Leurs adversaires reprochent à LFI la recherche du buzz. « Certains élus ne font plus des interventions pour faire avancer le débat, mais pour leur com’personnelle. Ils y passent un temps de dingo ! Je ne compte pas le nombre de fois où François Ruffin fait une deuxième prise, avec les mêmes propos, pour améliorer sa future vidéo. On transforme l’Assemblée en studio à clowneries. Moteur, ça tourne, action ! », se désole Erwan Balanant. Le député MoDem du Finistère dénonce aussi des montages biaisés lors des confrontations télévisées. « Ils vont extraire un morceau de phrase pour détourner le propos d’un adversaire, et ça, ça me pose un vrai problème », dit-il. Un député Renaissance confie sa méfiance lorsqu’il doit affronter certains insoumis en débat. « Si on se retrouve face à Guiraud, on va avoir un montage malhonnête avec des ralentis, une explosion nucléaire et un commentaire du genre : regardez ce macroniste se fait humilier ! Donc maintenant, on ne le laisse plus parler, et les débats sont pourris »

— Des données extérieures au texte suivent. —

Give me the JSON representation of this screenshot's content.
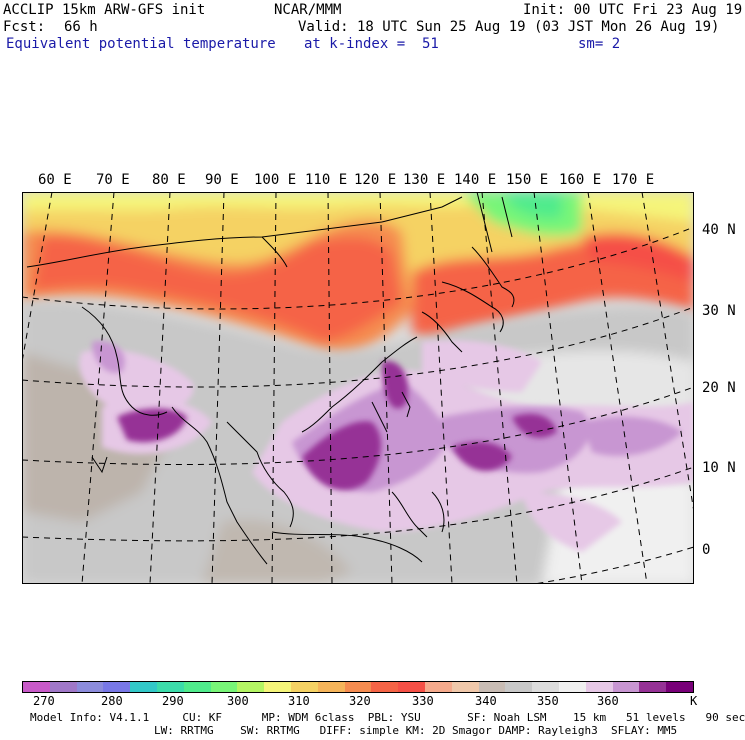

« Si le buzz ou le clash permettent d’avancer des arguments de fond, je ne vois pas pourquoi ce serait sale », balaie David Guiraud, qui se défend de toute manipulation. « La politique spectacle existe depuis la nuit des temps. Gorgias de Platon, c’est déjà un battle, mais avec d’autres codes. Il y a des moments drôles en politique, ce n’est pas interdit de les utiliser ». Une stratégie payante pour ramener des jeunes aux urnes ? Aux dernières élections législatives, environ 70 % des 18-24 ans ne sont pas allés voter.